This dissertation examines the barriers to gender equity in higher education in Papua New Guinea (PNG). It highlights the critical role higher education potentially might play in equitable human resource development, pointing towards a sustainable and strategic plan to reduce gender inequities. This study is motivated by imperatives at three levels: personal, national and international. At the personal level, drawing on the advice of feminist thought which recognises that the personal is political, several women’s stories set a frame that locates the candidate as a participant and a person interested in pursuing equity in higher education in PNG. The literature review provides the national and international contexts that frame this dissertation within these equity imperatives.
Importantly, this dissertation locates itself in PNG’s matrilineal and patrilineal societies, acknowledging the potential contribution of these lifestyles in the hope of adopting positive cultural values from both societies towards proposing sustainable and equitable gender strategies. The dissertation employs gender and feminist theory in order to embrace a relevant theoretical and conceptual framework to determine feasible and sustainable strategies and conceptual frameworks in analysing the research problem, the research questions, the research methodology and the thesis genre. The three adopted conceptual frameworks are: a Gender Inclusive Curriculum, a Cultural Competence and a Strength Based Framework. These frameworks reinforce the need for multimethod approaches in seeking answers to the research questions.

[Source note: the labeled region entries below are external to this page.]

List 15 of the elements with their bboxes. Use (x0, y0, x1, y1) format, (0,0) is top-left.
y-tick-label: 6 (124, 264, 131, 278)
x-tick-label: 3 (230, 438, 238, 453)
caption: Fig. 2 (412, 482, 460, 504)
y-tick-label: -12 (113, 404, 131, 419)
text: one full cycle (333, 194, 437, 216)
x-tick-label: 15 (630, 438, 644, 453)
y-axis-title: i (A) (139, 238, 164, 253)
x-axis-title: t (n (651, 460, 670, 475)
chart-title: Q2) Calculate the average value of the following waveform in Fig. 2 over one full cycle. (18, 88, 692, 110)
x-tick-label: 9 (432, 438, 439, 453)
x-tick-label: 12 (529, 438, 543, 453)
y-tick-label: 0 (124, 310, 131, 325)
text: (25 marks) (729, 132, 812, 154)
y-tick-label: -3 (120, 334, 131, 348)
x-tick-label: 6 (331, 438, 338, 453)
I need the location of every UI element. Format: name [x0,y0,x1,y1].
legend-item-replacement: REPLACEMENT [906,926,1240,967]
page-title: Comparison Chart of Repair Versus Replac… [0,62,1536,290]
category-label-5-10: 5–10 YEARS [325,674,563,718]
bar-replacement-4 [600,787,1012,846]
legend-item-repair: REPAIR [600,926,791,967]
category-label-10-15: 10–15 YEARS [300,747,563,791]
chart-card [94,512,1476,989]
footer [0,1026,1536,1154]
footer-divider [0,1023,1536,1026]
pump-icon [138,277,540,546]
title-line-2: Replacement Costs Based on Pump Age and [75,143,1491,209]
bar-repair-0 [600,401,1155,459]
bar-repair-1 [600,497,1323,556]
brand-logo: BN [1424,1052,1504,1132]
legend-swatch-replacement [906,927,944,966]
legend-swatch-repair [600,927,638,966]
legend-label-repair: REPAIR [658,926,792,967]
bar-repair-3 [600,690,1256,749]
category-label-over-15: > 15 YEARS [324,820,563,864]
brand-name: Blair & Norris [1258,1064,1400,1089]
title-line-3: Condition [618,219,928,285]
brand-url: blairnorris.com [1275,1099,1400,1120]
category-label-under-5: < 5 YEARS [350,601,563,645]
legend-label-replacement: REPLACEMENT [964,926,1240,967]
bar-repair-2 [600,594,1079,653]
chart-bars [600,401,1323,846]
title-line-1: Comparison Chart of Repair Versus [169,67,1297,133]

The study utilises a survey and document analysis methodology, with two universities selected for intensive investigation. Surveys were administered to samples of university lecturers, administrators and students, along with a content analysis of relevant policies and documents. The responses revealed the types of barriers encountered and sought understanding of gender equity policies, practices and inclusive curriculum. The research
revealed a range of gender barriers that can be classified as social, economic, cultural, educational and political. This reinforced what was predicted from the literature review. The striking finding of this study was the underlying factor causing the gender inequities, that is, the existence of pervasive, deeply entrenched cultural beliefs held by decision-makers and those in authority that positioned women as secondary, which marginalised and consequently impeded the progress of women. The findings also revealed that the staff, students and the wider community lacked understanding of the concepts of gender equity and inclusive curriculum. The study identified the need for positive action for gender equity policies to be administered. The main recommendations of this study outline strategic and sustainable plans for a national long term Gender Equity in Education Policy Implementation and Sustainable Strategic Plan 2008-2020 and a Long Term Strategic Plan for Women in Higher Education 2008-2020 Strategic Plan. These initiatives are recommended for inauguration at the national legislative level where they have the potential to be better resourced and managed. It is anticipated that after having established a national equity office as proposed by these two strategic plans, a role-model centre be established that will filter through to the regional, provincial and local institutions.
This dissertation is significant because it is the first of its kind in PNG, and it is aimed firmly at better understanding the reasons for gender inequity in higher education and importantly, in providing proactive strategic plans to address these factors. It has the potential to lead the way to a significant cultural shift in the higher education context of PNG.